Empirical use of imipenem as the sole antibiotic in the treatment of serious infections

Earl H. Freimer, Haig Donabedian, Roberta Raeder and Bruce S. Ribner

Division of Infectious Diseases, Department of Medicine, and the Department of Microbiology, Medical College of Ohio Toledo, Ohio, U.S.A.

accepted 22 April 1985


Reprint requests to: Dr E. H. Freimer, Department of Medicine, Medical College of Ohio, C.S. 10008, Toledo, OH 43699, U.S.A.

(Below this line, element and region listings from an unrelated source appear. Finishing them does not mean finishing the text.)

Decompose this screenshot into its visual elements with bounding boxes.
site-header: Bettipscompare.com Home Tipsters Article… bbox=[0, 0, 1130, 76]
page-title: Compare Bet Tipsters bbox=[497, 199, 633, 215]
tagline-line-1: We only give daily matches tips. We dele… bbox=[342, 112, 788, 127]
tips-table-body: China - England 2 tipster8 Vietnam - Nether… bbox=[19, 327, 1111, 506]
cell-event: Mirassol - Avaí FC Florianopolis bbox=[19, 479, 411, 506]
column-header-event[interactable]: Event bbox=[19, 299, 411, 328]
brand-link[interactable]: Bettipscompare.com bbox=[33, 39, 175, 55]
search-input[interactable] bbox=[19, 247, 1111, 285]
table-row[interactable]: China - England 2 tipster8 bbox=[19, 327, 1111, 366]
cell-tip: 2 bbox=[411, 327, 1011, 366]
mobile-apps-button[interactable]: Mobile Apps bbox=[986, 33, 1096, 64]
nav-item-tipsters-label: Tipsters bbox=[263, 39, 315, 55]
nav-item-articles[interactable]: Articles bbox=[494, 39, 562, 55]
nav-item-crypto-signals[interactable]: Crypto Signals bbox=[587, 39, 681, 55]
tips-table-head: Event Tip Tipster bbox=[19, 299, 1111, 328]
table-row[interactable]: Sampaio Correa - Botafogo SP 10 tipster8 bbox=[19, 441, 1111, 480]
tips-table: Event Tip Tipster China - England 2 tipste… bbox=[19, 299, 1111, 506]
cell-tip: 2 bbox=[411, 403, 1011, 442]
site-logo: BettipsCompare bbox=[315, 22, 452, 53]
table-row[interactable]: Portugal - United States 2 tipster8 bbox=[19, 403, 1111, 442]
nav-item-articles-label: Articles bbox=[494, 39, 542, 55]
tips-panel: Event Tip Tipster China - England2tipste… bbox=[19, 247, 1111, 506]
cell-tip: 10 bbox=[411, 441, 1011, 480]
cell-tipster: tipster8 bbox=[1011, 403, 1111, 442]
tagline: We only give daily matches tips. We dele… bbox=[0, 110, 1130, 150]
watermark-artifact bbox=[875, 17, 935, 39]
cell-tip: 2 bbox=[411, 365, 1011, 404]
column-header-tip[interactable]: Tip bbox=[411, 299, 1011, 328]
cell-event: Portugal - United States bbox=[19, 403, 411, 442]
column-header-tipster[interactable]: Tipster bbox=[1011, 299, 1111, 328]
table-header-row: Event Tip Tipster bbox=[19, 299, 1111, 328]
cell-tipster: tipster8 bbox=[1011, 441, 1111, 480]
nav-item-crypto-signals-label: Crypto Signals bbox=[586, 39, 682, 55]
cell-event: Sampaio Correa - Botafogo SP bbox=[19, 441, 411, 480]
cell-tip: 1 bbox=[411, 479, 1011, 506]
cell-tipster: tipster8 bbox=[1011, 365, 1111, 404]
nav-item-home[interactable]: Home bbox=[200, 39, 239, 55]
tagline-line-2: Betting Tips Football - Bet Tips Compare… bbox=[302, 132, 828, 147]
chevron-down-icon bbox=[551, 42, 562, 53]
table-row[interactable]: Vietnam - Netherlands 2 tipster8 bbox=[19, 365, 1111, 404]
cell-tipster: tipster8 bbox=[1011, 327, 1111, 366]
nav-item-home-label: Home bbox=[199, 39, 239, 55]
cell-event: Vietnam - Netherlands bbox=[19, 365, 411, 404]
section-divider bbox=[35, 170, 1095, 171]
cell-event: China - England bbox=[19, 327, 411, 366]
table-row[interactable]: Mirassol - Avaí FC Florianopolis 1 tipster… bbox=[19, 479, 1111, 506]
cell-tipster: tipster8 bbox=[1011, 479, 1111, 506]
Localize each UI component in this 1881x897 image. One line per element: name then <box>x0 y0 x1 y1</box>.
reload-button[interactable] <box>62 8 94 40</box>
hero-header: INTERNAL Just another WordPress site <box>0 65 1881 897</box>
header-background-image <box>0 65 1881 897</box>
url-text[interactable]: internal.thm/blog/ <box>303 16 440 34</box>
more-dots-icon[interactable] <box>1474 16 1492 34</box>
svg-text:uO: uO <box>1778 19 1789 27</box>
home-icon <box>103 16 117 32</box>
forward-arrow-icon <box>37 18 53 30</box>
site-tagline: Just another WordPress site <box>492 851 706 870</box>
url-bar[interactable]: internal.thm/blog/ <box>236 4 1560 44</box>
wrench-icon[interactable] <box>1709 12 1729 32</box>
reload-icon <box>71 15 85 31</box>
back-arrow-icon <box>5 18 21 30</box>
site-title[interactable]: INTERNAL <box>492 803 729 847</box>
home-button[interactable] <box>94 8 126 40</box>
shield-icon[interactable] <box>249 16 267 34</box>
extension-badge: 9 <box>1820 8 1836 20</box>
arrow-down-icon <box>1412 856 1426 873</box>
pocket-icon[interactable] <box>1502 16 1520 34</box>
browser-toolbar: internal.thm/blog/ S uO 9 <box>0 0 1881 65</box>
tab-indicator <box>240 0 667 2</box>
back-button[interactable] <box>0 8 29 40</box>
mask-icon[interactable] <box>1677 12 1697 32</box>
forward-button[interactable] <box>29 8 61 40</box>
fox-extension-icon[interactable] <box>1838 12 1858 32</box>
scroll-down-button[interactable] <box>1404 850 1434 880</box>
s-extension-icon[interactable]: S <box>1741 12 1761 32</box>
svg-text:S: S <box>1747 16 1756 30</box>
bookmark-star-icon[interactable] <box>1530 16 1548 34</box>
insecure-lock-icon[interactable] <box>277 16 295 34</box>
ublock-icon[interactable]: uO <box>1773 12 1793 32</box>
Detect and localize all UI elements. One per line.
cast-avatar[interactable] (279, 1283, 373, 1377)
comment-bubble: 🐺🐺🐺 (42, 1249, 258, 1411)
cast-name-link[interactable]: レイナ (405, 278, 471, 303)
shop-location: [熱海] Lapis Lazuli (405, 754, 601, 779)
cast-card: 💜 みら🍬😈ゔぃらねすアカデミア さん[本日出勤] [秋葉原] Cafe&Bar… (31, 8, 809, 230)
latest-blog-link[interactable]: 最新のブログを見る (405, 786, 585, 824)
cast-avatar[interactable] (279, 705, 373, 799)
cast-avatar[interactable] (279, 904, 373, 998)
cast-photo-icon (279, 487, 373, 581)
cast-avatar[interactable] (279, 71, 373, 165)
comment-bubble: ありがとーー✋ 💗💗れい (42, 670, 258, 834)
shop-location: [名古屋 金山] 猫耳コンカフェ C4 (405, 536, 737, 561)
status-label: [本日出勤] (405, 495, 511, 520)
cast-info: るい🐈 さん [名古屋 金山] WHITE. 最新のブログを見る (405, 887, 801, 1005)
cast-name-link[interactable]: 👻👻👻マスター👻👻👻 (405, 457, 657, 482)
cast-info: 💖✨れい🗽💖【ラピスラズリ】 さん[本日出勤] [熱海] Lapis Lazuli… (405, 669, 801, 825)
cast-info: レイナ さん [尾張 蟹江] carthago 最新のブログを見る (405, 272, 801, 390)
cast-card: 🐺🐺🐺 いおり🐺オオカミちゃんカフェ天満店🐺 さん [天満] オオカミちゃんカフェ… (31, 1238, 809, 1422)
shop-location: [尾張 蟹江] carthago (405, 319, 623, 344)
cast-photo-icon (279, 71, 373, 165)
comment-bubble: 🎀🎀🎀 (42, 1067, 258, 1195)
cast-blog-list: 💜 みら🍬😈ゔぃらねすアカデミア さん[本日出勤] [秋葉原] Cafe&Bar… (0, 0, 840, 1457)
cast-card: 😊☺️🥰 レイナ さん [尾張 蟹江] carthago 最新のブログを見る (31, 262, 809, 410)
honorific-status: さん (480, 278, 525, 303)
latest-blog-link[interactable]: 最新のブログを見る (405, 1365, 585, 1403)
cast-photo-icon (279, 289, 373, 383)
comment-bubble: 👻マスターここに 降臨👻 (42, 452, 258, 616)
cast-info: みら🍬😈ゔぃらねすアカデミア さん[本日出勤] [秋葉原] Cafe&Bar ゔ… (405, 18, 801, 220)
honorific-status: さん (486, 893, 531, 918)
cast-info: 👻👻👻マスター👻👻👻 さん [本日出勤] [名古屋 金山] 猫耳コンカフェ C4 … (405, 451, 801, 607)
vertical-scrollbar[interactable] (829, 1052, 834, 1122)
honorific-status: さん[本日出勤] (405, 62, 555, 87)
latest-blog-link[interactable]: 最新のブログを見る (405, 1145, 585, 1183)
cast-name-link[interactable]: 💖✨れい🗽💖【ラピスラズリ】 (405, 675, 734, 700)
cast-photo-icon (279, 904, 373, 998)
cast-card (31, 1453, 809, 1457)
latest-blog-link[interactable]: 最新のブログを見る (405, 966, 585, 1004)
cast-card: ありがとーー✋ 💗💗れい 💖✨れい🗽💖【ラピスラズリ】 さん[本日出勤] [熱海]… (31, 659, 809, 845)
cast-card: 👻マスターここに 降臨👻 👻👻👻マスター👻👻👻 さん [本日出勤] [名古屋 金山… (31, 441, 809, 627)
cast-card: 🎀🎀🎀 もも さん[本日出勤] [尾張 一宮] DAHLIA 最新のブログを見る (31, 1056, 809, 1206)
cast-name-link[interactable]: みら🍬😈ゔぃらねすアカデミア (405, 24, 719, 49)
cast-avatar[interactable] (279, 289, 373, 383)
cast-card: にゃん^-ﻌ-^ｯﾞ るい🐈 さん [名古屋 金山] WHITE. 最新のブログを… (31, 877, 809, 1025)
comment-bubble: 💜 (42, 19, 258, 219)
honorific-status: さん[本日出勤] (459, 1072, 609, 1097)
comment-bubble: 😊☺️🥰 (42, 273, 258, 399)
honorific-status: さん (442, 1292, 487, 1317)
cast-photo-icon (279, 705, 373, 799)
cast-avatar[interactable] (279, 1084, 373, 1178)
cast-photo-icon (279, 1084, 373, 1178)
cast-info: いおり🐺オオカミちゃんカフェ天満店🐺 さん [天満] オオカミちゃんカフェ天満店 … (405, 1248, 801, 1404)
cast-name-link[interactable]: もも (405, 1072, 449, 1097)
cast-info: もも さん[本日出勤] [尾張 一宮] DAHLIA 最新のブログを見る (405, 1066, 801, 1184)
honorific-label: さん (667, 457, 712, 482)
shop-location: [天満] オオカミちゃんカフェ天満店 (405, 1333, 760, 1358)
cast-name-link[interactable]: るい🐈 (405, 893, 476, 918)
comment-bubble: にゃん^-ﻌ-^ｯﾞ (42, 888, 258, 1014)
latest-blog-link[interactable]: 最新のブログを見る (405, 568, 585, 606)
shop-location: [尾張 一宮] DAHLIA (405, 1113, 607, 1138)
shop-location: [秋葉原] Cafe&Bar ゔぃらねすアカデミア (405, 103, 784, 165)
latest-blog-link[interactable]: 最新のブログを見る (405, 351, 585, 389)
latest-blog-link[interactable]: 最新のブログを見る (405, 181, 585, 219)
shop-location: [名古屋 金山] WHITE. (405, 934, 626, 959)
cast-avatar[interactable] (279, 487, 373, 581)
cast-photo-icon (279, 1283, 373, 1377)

Seventy-three patients with eighty-five infections were treated with imipenem as the sole antimicrobial agent. Some of these infections were caused by pseudomonads and enterococci resistant to other cephalosporins. The vast majority of the Gram-positive and the Gram-negative bacteria that were isolated had a minimal inhibitory concentration (MIC) of less than 1 mg/l, and all MICs for initial isolates were below the levels of imipenem that were achieved in plasma and other body fluids with a dose of 500 mg every 6 h. The outcomes of 67 infectious episodes were satisfactory, four outcomes were failures and 14 were not evaluable. During the two years of this study, only a few strains of Staphylococcus epidermidis and of Pseudomonas aeruginosa emerged which were resistant to imipenem.